Despite a grim year marked by death and loneliness, the holiday spirit descends on nursing home Zanchi, one of the first in Italy to close its doors to visitors after a COVID-19 case was confirmed at the nearby hospital on Feb. 23.

The bearers of glad tidings were the so-called “Santa’s grandchildren,” people who responded to a charity’s call to cheer up elderly nursing home residents, many of whom live far from their families or have no relatives.

The “Grandchildren of Santa Claus” program is in its third year. Last year it had 2,550 “grandchildren” with residents of 91 nursing homes. This year, 5,800 gifts were sent to 228 nursing homes across the country – a deluge that is in part a response to the devastating toll the coronavirus has had on the elderly, including the majority of the 70,000 deaths from COVID-19 in Italy. .

This was the first year of the nursing home Zanchi participating in the “Santa’s grandchildren” program. The town of Alzano Lombardo, where the house is located, was one of the hardest hit in Bergamo province, where the first domestically transmitted cases of coronavirus infections in Italy were discovered and triggered the country’s deadly spring wave.

Michela Valle, the home’s activity coordinator, said her goal was not so much to fulfill elderly Italians’ wishes for holiday gifts, but to “ forge bonds. ” This season, the program linked donors to 43 Zanchi residents. Valle hopes that one day when the pandemic abates significantly, face-to-face meetings can take place.

The recipients wore Santa hats during the virtual visits with their volunteer grandchildren. They were also given presents to unwrap during the phone calls. Comotti’s adoptive family sent her a scarf, just as she requested.

“Blue, just like your eyes,” said nursing home director Maria Giulia Madaschi. Comotti laughed happily as the workers wrapped the scarf around her.

Tami “Mario” Palmiro was delighted with his baseball cap bearing the name of Bergamo’s Atalanta Serie A professional football team, provoking stadium cheer from the 81-year-old before he too burst into tears.

Palmiro arrived at the nursing home in August and underwent a transition that was more difficult than usual due to virus-control procedures that strictly limit family visits, Madaschi said.

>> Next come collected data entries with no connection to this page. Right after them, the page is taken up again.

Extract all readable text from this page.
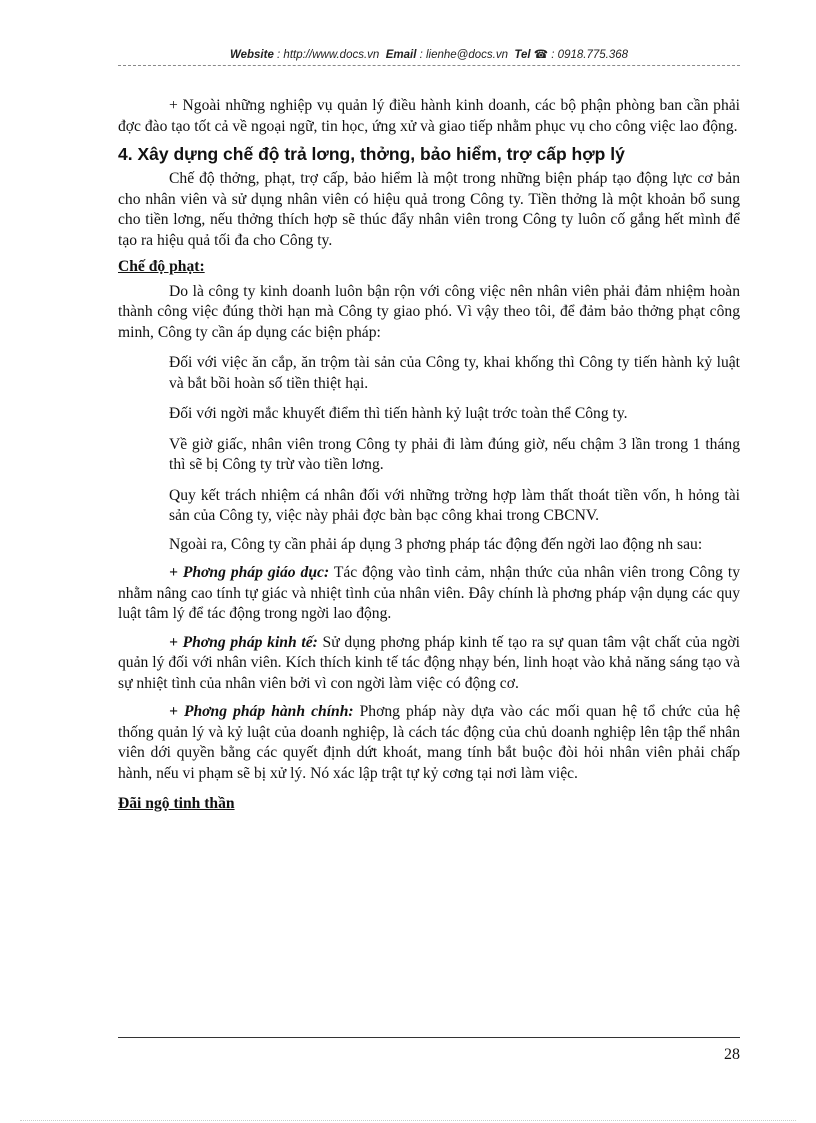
Website : http://www.docs.vn Email : lienhe@docs.vn Tel ☎ : 0918.775.368

+ Ngoài những nghiệp vụ quản lý điều hành kinh doanh, các bộ phận phòng ban cần phải đợc đào tạo tốt cả về ngoại ngữ, tin học, ứng xử và giao tiếp nhằm phục vụ cho công việc lao động.

4. Xây dựng chế độ trả lơng, thởng, bảo hiểm, trợ cấp hợp lý

Chế độ thởng, phạt, trợ cấp, bảo hiểm là một trong những biện pháp tạo động lực cơ bản cho nhân viên và sử dụng nhân viên có hiệu quả trong Công ty. Tiền thởng là một khoản bổ sung cho tiền lơng, nếu thởng thích hợp sẽ thúc đẩy nhân viên trong Công ty luôn cố gắng hết mình để tạo ra hiệu quả tối đa cho Công ty.

Chế độ phạt:

Do là công ty kinh doanh luôn bận rộn với công việc nên nhân viên phải đảm nhiệm hoàn thành công việc đúng thời hạn mà Công ty giao phó. Vì vậy theo tôi, để đảm bảo thởng phạt công minh, Công ty cần áp dụng các biện pháp:

Đối với việc ăn cắp, ăn trộm tài sản của Công ty, khai khống thì Công ty tiến hành kỷ luật và bắt bồi hoàn số tiền thiệt hại.

Đối với ngời mắc khuyết điểm thì tiến hành kỷ luật trớc toàn thể Công ty.

Về giờ giấc, nhân viên trong Công ty phải đi làm đúng giờ, nếu chậm 3 lần trong 1 tháng thì sẽ bị Công ty trừ vào tiền lơng.

Quy kết trách nhiệm cá nhân đối với những trờng hợp làm thất thoát tiền vốn, h hỏng tài sản của Công ty, việc này phải đợc bàn bạc công khai trong CBCNV.

Ngoài ra, Công ty cần phải áp dụng 3 phơng pháp tác động đến ngời lao động nh sau:

+ Phơng pháp giáo dục: Tác động vào tình cảm, nhận thức của nhân viên trong Công ty nhằm nâng cao tính tự giác và nhiệt tình của nhân viên. Đây chính là phơng pháp vận dụng các quy luật tâm lý để tác động trong ngời lao động.

+ Phơng pháp kinh tế: Sử dụng phơng pháp kinh tế tạo ra sự quan tâm vật chất của ngời quản lý đối với nhân viên. Kích thích kinh tế tác động nhạy bén, linh hoạt vào khả năng sáng tạo và sự nhiệt tình của nhân viên bởi vì con ngời làm việc có động cơ.

+ Phơng pháp hành chính: Phơng pháp này dựa vào các mối quan hệ tổ chức của hệ thống quản lý và kỷ luật của doanh nghiệp, là cách tác động của chủ doanh nghiệp lên tập thể nhân viên dới quyền bằng các quyết định dứt khoát, mang tính bắt buộc đòi hỏi nhân viên phải chấp hành, nếu vi phạm sẽ bị xử lý. Nó xác lập trật tự kỷ cơng tại nơi làm việc.

Đãi ngộ tinh thần

28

One of the “ grandchildren, ” Ilaria Sacco, said she signed up because she couldn’t travel home to Italy from California for Christmas this year and wanted to feel connected. Another, Caterina Damiano, explained that she lost both her grandparents this year “but I still want to be a grandchild.”

Madaschi said she was often moved to tears by the interactions, as the “nipoti” and “nonni” found common ground. Many are already creating bonds, sometimes with real family members who facilitate contact with the new ‘nipoti’.

“The guests could perceive the Christmas spirit, the joy of the holidays – to unwrap and give as a present, such a normal occurrence in this abnormal period we live in,” she said. “It was a great experience. To repeat. “

_____

Barry reported from Milan. Charlene Pele contributed from Alzano Lombardo and Alberto Pellaschiar contributed from Rome.